No applicable information


2002 Update
This policy was originally based on a 1996 TEC Assessment. (1) A literature review was performed on the MEDLINE database for the period of 1996 to July 2002. Several studies have reported minimal neuropsychological or psychiatric changes in those undergoing unilateral pallidotomy. (2-4) A few studies focusing on bilateral pallidotomy were identified. Merello and colleagues initiated a study that intended to randomize patients to bilateral pallidotomy or pallidotomy on one side, with deep brain stimulation of the globus pallidus on the contralateral side. The protocol was discontinued after the first 3 patients undergoing bilateral pallidotomy suffered severe adverse corticobulbar effects. (5) Intemann and colleagues reported that staged bilateral pallidotomy resulted in further improvements in some symptoms in a series of 11 patients, but there were significant adverse effects, including 5 patients with worsening of speech and memory. (6) Due to the potential for increased adverse outcomes with bilateral pallidotomy, it is likely that deep brain stimulation is preferable for bilateral procedures, either in combination with an initial pallidotomy followed by deep brain stimulation on the contralateral side, or bilateral deep brain stimulation. It should be noted that there have been no controlled trials comparing deep brain stimulation with pallidotomy.


  1. 1996 TEC Assessment: Tab 18
  2. Green J, McDonald WM, Vitek JL et al. Neuropsychological and psychiatric sequelae of pallidtomy for PD: clinical trial findings. Neurology 2002;58(6):858-65.
  3. Rettig GM, York MK, Lai EC et al. Neuropsychological outcome after unilateral pallidotomy for the treatment of Parkinson’s disease. J Neurol Neurosurg Psychiatry 2000;69(3):326-36.
  4. Schmand B, de Bie RM, Koning-Haanstra M et al. Unilateral pallidotomy in PD: a controlled study of cognitive and behavioral effects. The Netherlands Pallidotomy Study (NEPAS) group. Neurology 2000;54(5):1058-64.
  5. Merello M, Starkstein S, Nouzeilles MI et al. Bilateral pallidotomy for treatment of Parkinson’s disease induced corticobulbar syndrome and psychic akinesia avoidable by globus pallidus lesion combined with contralateral stimulation. J Neurol Neurosurg Psychiatry 2001;71(5):611-4.
  6. Intemann PM, Masterman D, Subramanian I et al. Staged bilateral pallidotomy for treatment of Parkinson disease. J Neurosurg 2001;94(3):437-44.

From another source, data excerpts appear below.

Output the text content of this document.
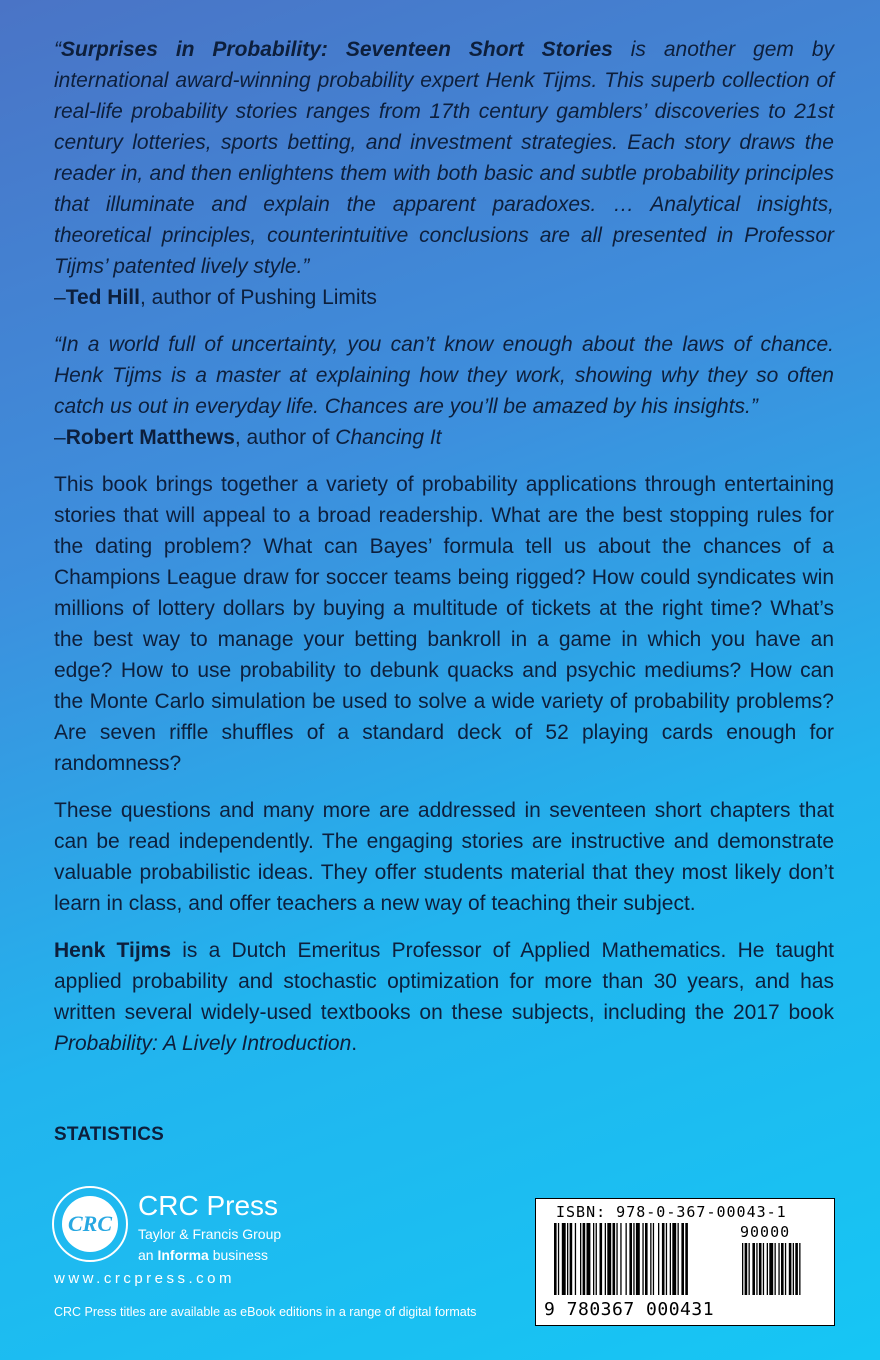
“Surprises in Probability: Seventeen Short Stories is another gem by international award-winning probability expert Henk Tijms. This superb collection of real-life probability stories ranges from 17th century gamblers’ discoveries to 21st century lotteries, sports betting, and investment strategies. Each story draws the reader in, and then enlightens them with both basic and subtle probability principles that illuminate and explain the apparent paradoxes. … Analytical insights, theoretical principles, counterintuitive conclusions are all presented in Professor Tijms’ patented lively style.”

–Ted Hill, author of Pushing Limits

“In a world full of uncertainty, you can’t know enough about the laws of chance. Henk Tijms is a master at explaining how they work, showing why they so often catch us out in everyday life. Chances are you’ll be amazed by his insights.”

–Robert Matthews, author of Chancing It

This book brings together a variety of probability applications through entertaining stories that will appeal to a broad readership. What are the best stopping rules for the dating problem? What can Bayes’ formula tell us about the chances of a Champions League draw for soccer teams being rigged? How could syndicates win millions of lottery dollars by buying a multitude of tickets at the right time? What’s the best way to manage your betting bankroll in a game in which you have an edge? How to use probability to debunk quacks and psychic mediums? How can the Monte Carlo simulation be used to solve a wide variety of probability problems? Are seven riffle shuffles of a standard deck of 52 playing cards enough for randomness?

These questions and many more are addressed in seventeen short chapters that can be read independently. The engaging stories are instructive and demonstrate valuable probabilistic ideas. They offer students material that they most likely don’t learn in class, and offer teachers a new way of teaching their subject.

Henk Tijms is a Dutch Emeritus Professor of Applied Mathematics. He taught applied probability and stochastic optimization for more than 30 years, and has written several widely-used textbooks on these subjects, including the 2017 book Probability: A Lively Introduction.

STATISTICS
CRC
CRC Press
Taylor & Francis Group
an Informa business
www.crcpress.com
CRC Press titles are available as eBook editions in a range of digital formats
ISBN: 978-0-367-00043-1
90000
9 780367 000431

CPT  61720  Creation of lesion by stereotactic method, including burr hole(s) and localizing and recording techniques, single or multiple stages; globus pallidus or thalamus 
ICD-9 Procedure  01.42  Operations on globus pallidus 
ICD-9 Diagnosis  332.0  Paralysis agitans (includes Parkinson’s disease, idiopathic, etc.) 
  781.3  Dyskinesia 
  E936.4  Adverse effect of levodopa 
HCPCS  No Code   
Type of Service  Surgery 
Place of Service  Inpatient 


Pallidotomy, Stereotactic Radiofrequency for Treatment of Parkinson’s Disease
Parkinson’s Disease, Stereotactic Radiofrequency Pallidotomy
Stereotactic Radiofrequency Pallidotomy for Treatment of Parkinson’s Disease

Policy History

Date Action Reason
5/30/97 Add to Surgery section New policy
10/08/02 Replace policy Policy reviewed with literature review; references to microelectrode mapping deleted since intraoperative technique was not relevant to policy considerations.
12/17/03 Replace policy Policy reviewed by consensus without literature review; no changes in policy.